We interviewed her in her Upper West Side apartment and at 101 years old, her mind was perfectly clear. Her answers to our questions had a poetic quality, not unlike her work.
Out of all the countries you have lived in, do you have a favorite?
Wherever I am, I like it.
What do you remember from when you were a girl in Budapest?
I remember a big street and at the end is this little bit of a park … I remember Budapest very well … did you see the apartment?
Yes. We love all your teapots, you seem to have made so many different ones.
Well, if you’re a dish designer, you make teapots, and casseroles, and plates, and bowls …
But I was just thinking a teapot is a particularly beautiful shape. It’s so fat and round and it holds something that makes people feel good …
It is a feeling of being invited to a tea party.
I read somewhere that you say your work has always been ‘the playful search for beauty’. Has your life been about that?
Yes, that has been my motto for many years.
What about the hard times when you were in prison?
Well, I don’t remember that every day. It’s not such a pleasant thing, so I don’t think about it all the time, or very rarely.
Do you think that is the way to try and be happy, to not think about sad things?
Of course. If you think of beautiful things, you’re not sad.

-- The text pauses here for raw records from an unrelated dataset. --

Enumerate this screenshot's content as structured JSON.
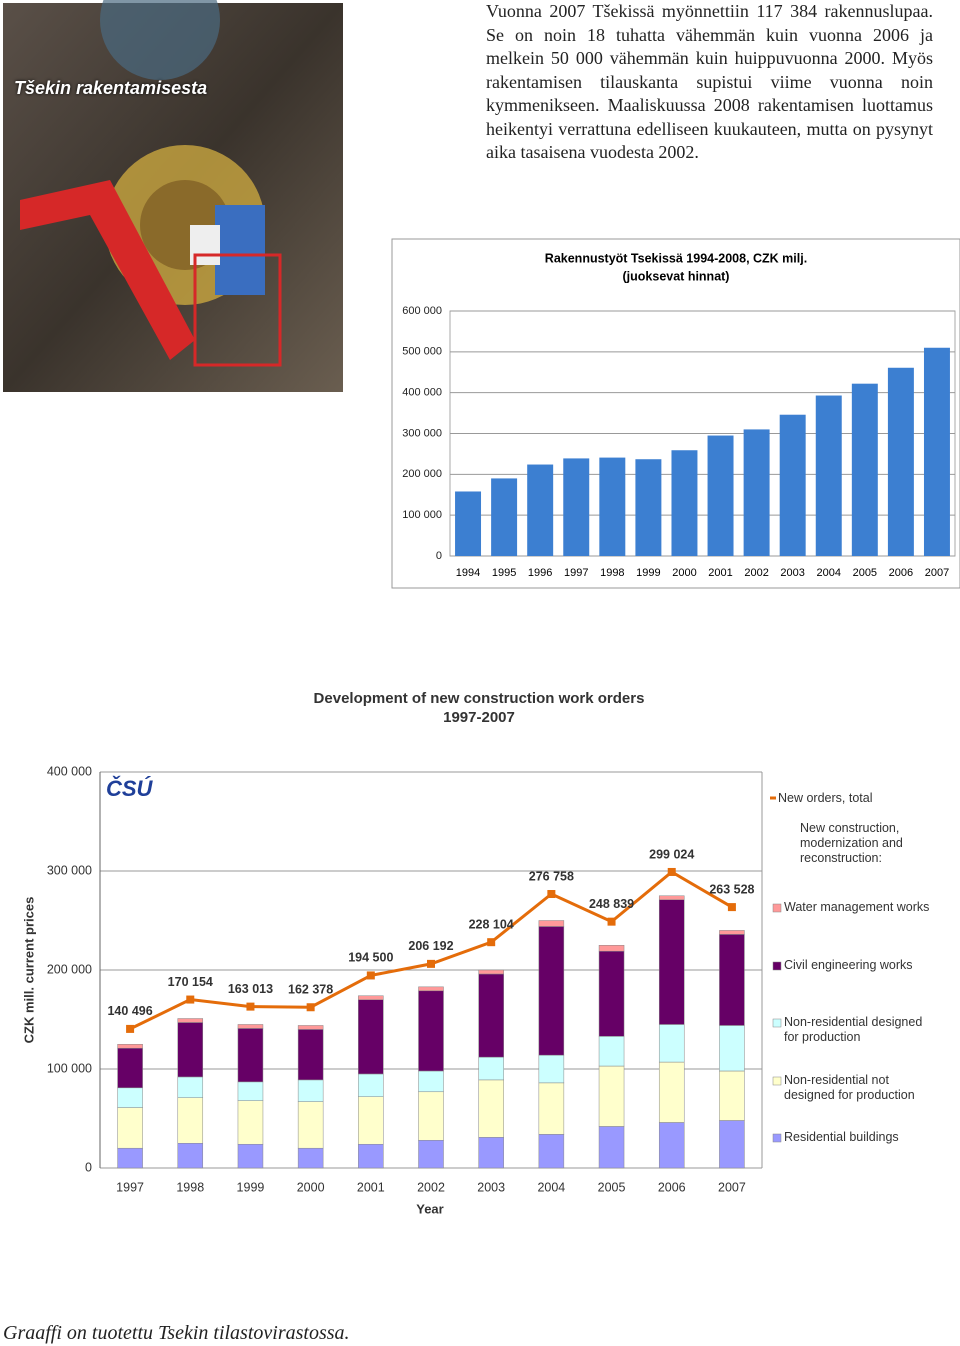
{
  "document": {
    "photo_caption": "Tšekin rakentamisesta",
    "paragraph": "Vuonna 2007 Tšekissä myönnettiin 117 384 rakennuslupaa. Se on noin 18 tuhatta vähemmän kuin vuonna 2006 ja melkein 50 000 vähemmän kuin huippuvuonna 2000. Myös rakentamisen tilauskanta supistui viime vuonna noin kymmenikseen. Maaliskuussa 2008 rakentamisen luottamus heikentyi verrattuna edelliseen kuukauteen, mutta on pysynyt aika tasaisena vuodesta 2002.",
    "footer": "Graaffi on tuotettu Tsekin tilastovirastossa."
  },
  "chart_data": [
    {
      "type": "bar",
      "title": "Rakennustyöt Tsekissä 1994-2008, CZK milj.",
      "subtitle": "(juoksevat hinnat)",
      "categories": [
        "1994",
        "1995",
        "1996",
        "1997",
        "1998",
        "1999",
        "2000",
        "2001",
        "2002",
        "2003",
        "2004",
        "2005",
        "2006",
        "2007"
      ],
      "values": [
        158000,
        190000,
        224000,
        239000,
        241000,
        237000,
        259000,
        295000,
        310000,
        346000,
        393000,
        422000,
        461000,
        510000
      ],
      "color": "#3c7fd1",
      "ylim": [
        0,
        600000
      ],
      "yticks": [
        0,
        {
          "value": 100000,
          "label": "100 000"
        },
        {
          "value": 200000,
          "label": "200 000"
        },
        {
          "value": 300000,
          "label": "300 000"
        },
        {
          "value": 400000,
          "label": "400 000"
        },
        {
          "value": 500000,
          "label": "500 000"
        },
        {
          "value": 600000,
          "label": "600 000"
        }
      ],
      "grid": true
    },
    {
      "type": "stacked_bar",
      "title": "Development of new construction work orders",
      "subtitle": "1997-2007",
      "logo": "ČSÚ",
      "x_label": "Year",
      "y_label": "CZK mill. current prices",
      "categories": [
        "1997",
        "1998",
        "1999",
        "2000",
        "2001",
        "2002",
        "2003",
        "2004",
        "2005",
        "2006",
        "2007"
      ],
      "legend_group_title": "New construction, modernization and reconstruction:",
      "series": [
        {
          "name": "Residential buildings",
          "color": "#9999ff",
          "values": [
            20000,
            25000,
            24000,
            20000,
            24000,
            28000,
            31000,
            34000,
            42000,
            46000,
            48000
          ]
        },
        {
          "name": "Non-residential not designed for production",
          "color": "#ffffcc",
          "values": [
            41000,
            46000,
            44000,
            47000,
            48000,
            49000,
            58000,
            52000,
            61000,
            61000,
            50000
          ]
        },
        {
          "name": "Non-residential designed for production",
          "color": "#ccffff",
          "values": [
            20000,
            21000,
            19000,
            22000,
            23000,
            21000,
            23000,
            28000,
            30000,
            38000,
            46000
          ]
        },
        {
          "name": "Civil engineering works",
          "color": "#660066",
          "values": [
            40000,
            55000,
            54000,
            51000,
            75000,
            81000,
            84000,
            130000,
            86000,
            126000,
            92000
          ]
        },
        {
          "name": "Water management works",
          "color": "#ff9999",
          "values": [
            4000,
            4000,
            4000,
            4000,
            4000,
            4000,
            4000,
            6000,
            6000,
            4000,
            4000
          ]
        }
      ],
      "line_series": {
        "name": "New orders, total",
        "color": "#e46c0a",
        "values": [
          140496,
          170154,
          163013,
          162378,
          194500,
          206192,
          228104,
          276758,
          248839,
          299024,
          263528
        ],
        "value_labels": [
          "140 496",
          "170 154",
          "163 013",
          "162 378",
          "194 500",
          "206 192",
          "228 104",
          "276 758",
          "248 839",
          "299 024",
          "263 528"
        ]
      },
      "ylim": [
        0,
        400000
      ],
      "yticks": [
        0,
        {
          "value": 100000,
          "label": "100 000"
        },
        {
          "value": 200000,
          "label": "200 000"
        },
        {
          "value": 300000,
          "label": "300 000"
        },
        {
          "value": 400000,
          "label": "400 000"
        }
      ],
      "grid": true
    }
  ]
}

It’s not always easy to do that.
Well, you live from the inside out, not from the outside in. You must live your happy life with your happy thoughts.

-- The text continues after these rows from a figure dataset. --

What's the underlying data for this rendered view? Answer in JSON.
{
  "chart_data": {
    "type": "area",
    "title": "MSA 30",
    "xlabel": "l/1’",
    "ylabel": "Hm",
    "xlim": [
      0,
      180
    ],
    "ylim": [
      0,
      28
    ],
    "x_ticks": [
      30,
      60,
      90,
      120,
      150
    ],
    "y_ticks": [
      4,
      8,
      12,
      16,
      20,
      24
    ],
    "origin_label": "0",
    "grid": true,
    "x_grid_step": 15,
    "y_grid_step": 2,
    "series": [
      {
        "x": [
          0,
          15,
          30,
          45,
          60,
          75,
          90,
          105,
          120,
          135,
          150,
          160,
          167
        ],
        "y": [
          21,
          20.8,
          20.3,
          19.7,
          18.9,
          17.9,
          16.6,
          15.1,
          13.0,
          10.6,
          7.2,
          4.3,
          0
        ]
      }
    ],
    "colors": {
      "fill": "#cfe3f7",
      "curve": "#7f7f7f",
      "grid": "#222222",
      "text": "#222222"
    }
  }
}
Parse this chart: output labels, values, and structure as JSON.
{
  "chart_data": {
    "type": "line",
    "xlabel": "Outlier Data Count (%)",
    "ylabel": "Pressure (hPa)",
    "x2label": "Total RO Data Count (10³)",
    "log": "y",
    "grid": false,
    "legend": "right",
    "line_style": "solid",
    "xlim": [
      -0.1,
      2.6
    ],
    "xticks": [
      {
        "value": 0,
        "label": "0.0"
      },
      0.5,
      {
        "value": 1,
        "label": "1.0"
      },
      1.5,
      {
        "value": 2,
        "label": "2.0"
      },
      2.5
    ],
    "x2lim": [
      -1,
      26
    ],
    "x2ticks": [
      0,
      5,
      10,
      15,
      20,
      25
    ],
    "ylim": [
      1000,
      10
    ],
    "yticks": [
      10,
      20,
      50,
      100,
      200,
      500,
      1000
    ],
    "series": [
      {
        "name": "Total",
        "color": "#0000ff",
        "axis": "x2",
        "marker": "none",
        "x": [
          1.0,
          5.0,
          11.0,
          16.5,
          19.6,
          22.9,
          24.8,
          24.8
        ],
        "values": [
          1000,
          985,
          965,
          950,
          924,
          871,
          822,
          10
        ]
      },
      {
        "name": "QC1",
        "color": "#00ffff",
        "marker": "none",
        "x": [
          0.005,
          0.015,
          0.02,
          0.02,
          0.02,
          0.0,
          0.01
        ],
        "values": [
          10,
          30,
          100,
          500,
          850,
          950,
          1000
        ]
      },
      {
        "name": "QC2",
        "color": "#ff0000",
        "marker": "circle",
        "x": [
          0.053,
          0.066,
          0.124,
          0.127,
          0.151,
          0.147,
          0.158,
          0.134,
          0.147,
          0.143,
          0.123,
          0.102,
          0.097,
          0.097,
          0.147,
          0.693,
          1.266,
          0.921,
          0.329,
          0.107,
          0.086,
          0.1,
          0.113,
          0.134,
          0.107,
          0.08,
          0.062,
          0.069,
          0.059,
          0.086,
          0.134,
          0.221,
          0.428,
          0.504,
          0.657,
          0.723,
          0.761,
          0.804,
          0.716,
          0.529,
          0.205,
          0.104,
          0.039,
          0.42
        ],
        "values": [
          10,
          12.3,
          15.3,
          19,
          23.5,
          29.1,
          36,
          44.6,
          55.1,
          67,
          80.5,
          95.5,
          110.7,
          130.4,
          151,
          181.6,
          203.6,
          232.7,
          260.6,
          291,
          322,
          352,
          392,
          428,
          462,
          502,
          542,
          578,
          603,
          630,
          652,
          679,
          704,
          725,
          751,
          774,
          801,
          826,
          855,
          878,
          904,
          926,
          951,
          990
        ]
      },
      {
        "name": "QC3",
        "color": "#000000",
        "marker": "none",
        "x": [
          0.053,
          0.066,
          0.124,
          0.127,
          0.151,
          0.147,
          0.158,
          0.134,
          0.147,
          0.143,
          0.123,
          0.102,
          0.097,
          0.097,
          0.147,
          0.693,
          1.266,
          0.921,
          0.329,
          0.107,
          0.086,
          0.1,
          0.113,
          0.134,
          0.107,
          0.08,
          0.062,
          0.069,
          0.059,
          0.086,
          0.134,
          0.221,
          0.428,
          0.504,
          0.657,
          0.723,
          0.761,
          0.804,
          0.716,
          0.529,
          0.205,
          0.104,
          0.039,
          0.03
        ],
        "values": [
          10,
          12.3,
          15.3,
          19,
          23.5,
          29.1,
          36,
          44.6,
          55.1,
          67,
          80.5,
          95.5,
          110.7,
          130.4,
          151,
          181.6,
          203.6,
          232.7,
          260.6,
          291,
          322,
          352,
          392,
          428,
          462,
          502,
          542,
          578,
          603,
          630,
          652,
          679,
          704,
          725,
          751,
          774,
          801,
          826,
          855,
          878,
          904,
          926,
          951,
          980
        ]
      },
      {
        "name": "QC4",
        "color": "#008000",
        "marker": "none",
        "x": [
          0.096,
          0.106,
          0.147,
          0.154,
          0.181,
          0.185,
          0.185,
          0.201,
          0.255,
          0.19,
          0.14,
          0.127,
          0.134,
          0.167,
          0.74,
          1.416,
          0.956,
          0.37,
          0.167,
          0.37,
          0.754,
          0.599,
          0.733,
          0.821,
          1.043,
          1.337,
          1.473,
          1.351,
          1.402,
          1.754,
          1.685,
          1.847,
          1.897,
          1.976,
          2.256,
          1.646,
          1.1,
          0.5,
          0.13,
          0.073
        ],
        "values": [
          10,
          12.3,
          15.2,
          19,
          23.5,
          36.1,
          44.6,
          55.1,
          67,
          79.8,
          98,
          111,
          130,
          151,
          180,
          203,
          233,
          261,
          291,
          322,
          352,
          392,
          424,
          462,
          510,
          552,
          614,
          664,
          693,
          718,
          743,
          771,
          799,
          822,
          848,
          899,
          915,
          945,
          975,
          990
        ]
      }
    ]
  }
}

When you are going to make something, how do you begin to think about it?
In my hands. Look [she lifts both hands and begins to trace, conjuring a graceful shape upon the air] Did you see it in the air?
You look like a magician!
Yes!
You don’t like hard edges, you like round forms.
This too.
Your work makes me think of music.
It’s nice to hear from the air some lovely music. It’s still in the air [indicating the ‘shape’she just traced] I can show it to you in the air. [she does it again] It has a lid on it.
Do you still think of new things you want to make?

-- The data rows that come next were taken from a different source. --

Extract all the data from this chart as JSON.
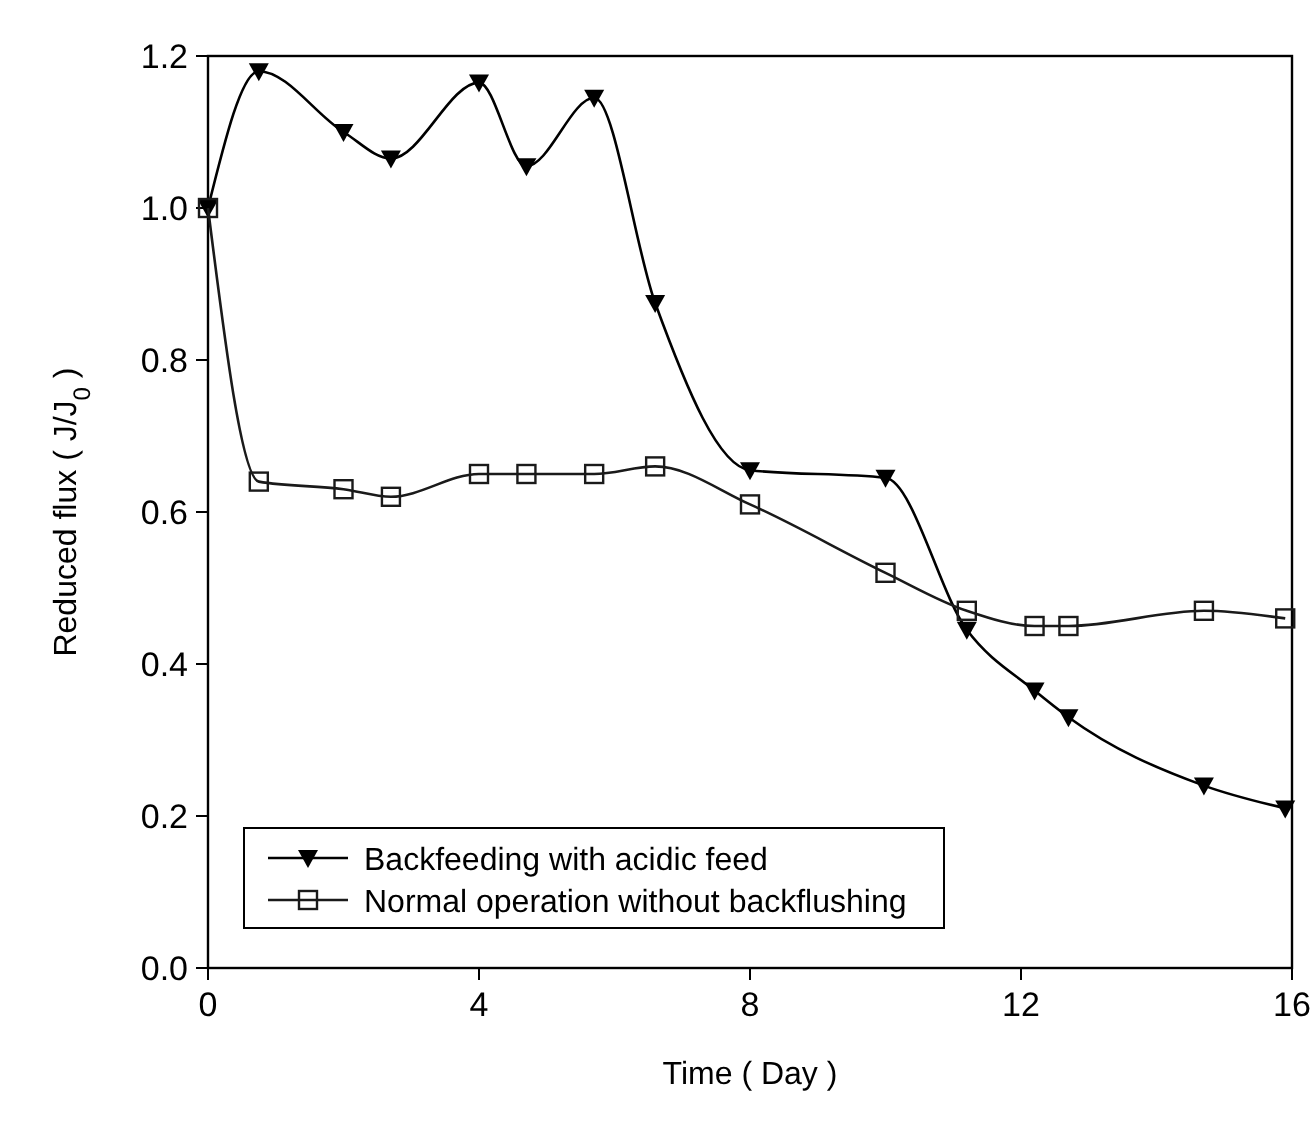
{
  "chart_data": {
    "type": "line",
    "xlabel": "Time ( Day )",
    "ylabel": "Reduced flux ( J/J$_{0}$ )",
    "xlim": [
      0,
      16
    ],
    "xticks": [
      0,
      4,
      8,
      12,
      16
    ],
    "ylim": [
      0,
      1.2
    ],
    "yticks": [
      {
        "value": 0,
        "label": "0.0"
      },
      {
        "value": 0.2,
        "label": "0.2"
      },
      {
        "value": 0.4,
        "label": "0.4"
      },
      {
        "value": 0.6,
        "label": "0.6"
      },
      {
        "value": 0.8,
        "label": "0.8"
      },
      {
        "value": 1,
        "label": "1.0"
      },
      {
        "value": 1.2,
        "label": "1.2"
      }
    ],
    "grid": false,
    "legend": "bottom",
    "line_style": "solid",
    "series": [
      {
        "name": "Backfeeding with acidic feed",
        "color": "#000000",
        "marker": "triangle",
        "x": [
          0,
          0.75,
          2,
          2.7,
          4,
          4.7,
          5.7,
          6.6,
          8,
          10,
          11.2,
          12.2,
          12.7,
          14.7,
          15.9
        ],
        "values": [
          1.0,
          1.18,
          1.1,
          1.065,
          1.165,
          1.055,
          1.145,
          0.875,
          0.655,
          0.645,
          0.445,
          0.365,
          0.33,
          0.24,
          0.21
        ]
      },
      {
        "name": "Normal operation without backflushing",
        "color": "#1a1a1a",
        "marker": "square",
        "x": [
          0,
          0.75,
          2,
          2.7,
          4,
          4.7,
          5.7,
          6.6,
          8,
          10,
          11.2,
          12.2,
          12.7,
          14.7,
          15.9
        ],
        "values": [
          1.0,
          0.64,
          0.63,
          0.62,
          0.65,
          0.65,
          0.65,
          0.66,
          0.61,
          0.52,
          0.47,
          0.45,
          0.45,
          0.47,
          0.46
        ]
      }
    ]
  }
}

I can’t stop thinking of making things. What would I do?
Get bored I suppose.
Yes. I can’t just listen to the air. You have to do something positive.
You lived in Russia and Germany in the 1930s. These were very stimulating places at the time, but they were also dangerous places.
Yes, dangerous.
What was it like in Russia then?
At some point there was starvation, very hungry. As a foreigner I was never hungry, but around me. It was a sad place.
This was when Stalin put you into prison.
It’s never nice in prison.
Sixteen months you were there … do you talk about that time?
If you ask me.
What can you tell us about that experience?
I was very much living in my thoughts. I had to fill my time with programmatic thoughts. I was thinking ‘How would I construct a good bra?’ I walked up and down in my cell from corner to corner. I had a little bench and a table which folded up. I was alone for a long time. I think I was allowed to walk in the prison courtyard for 7 minutes.
How did prison change you?
I don’t think it particularly changed me.
Did you ever expect to have this kind of success?
I was a normal young lady from Budapest.
Lots of the paintings in your apartment are religious paintings. Are you religious?
Not really. But when you are very close to death, you are always religious. [smiles]
What are the consolations of growing old?
The present, because there’s hardly any future left. [turns to her assistant] How old am I?
[her assistant tells her she is 101 years old] … at 101 you don’t have much to look forward to, you look back.
What sort of treats do you like?
[Her assistant says ‘You like eating lots of chocolate.’] What a thing to tell them! She made this up.